The Domains For Locally Delivered Mail option lets you specify what mail will be delivered on this machine. List as many machine names or aliases as are available. For example, the machine may be known as Eastnj officially, but might have aliases such as Turnpike and Somerset. Adding all three will allow mail to be delivered to users at all of those addresses.

By using Masquerade Other Domains, you can have other domains send mail as if they belong to the master domain. This is useful in a situation such as corporate acquisitions, when you want to allow mail to arrive at the old company name, while translating any outgoing mail to the new company name.

The last option in the dialog box provides the ability to directly translate a user address to a standard address. For example, if the company standard is to use an e-mail address such as firstname.lastname@company.com, and the user name is firstname, it would be possible to add a translation from firstname@localmachine.company.com, so all of that user's e-mail is addressed properly.

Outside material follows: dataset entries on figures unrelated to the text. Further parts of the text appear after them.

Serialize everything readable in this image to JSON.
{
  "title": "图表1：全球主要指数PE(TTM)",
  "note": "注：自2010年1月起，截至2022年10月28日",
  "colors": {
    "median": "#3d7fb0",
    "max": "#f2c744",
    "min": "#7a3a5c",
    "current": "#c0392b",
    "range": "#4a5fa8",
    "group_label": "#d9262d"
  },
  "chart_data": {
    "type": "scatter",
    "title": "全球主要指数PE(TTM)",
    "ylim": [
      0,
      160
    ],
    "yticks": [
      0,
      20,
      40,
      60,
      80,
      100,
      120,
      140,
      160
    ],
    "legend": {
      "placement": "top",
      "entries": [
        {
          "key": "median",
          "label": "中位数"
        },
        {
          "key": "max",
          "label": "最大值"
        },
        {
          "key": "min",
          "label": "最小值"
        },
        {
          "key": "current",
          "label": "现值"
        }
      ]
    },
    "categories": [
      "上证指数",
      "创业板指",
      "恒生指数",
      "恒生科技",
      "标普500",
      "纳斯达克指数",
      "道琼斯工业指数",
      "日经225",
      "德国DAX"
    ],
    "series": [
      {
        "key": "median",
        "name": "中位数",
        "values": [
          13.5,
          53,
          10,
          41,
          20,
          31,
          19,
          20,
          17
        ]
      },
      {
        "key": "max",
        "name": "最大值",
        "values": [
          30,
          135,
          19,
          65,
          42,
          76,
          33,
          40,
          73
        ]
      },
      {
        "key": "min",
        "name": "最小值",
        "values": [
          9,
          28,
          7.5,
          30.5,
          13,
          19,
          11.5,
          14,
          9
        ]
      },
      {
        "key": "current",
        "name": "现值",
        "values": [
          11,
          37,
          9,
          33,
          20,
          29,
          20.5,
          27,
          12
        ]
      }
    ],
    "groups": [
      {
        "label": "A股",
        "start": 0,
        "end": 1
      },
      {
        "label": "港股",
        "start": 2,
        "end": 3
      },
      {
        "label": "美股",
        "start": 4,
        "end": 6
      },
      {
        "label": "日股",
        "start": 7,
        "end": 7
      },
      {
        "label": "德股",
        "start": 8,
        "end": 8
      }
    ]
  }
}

For this article, we won't worry about masquerading. Choose OK to return to the Outgoing Mail screen. The Authentication option relates to the outgoing mail server and is not useful for this example.

Pressing Next brings up the Incoming Mail screen, which shows the options for accepting incoming mail messages. Since we're assuming this machine is the incoming mail server, check Accept Remote SMTP Connections to enable incoming mail.

When you click Finish, a dialog box will be presented for writing the configuration. Choose Continue. YAST will write the configuration to the system and restart the postfix daemon. Choose Quit to leave YAST. The mail system is now configured. It can be tested using the mailx utility from the command line or the KMail utility from the GUI.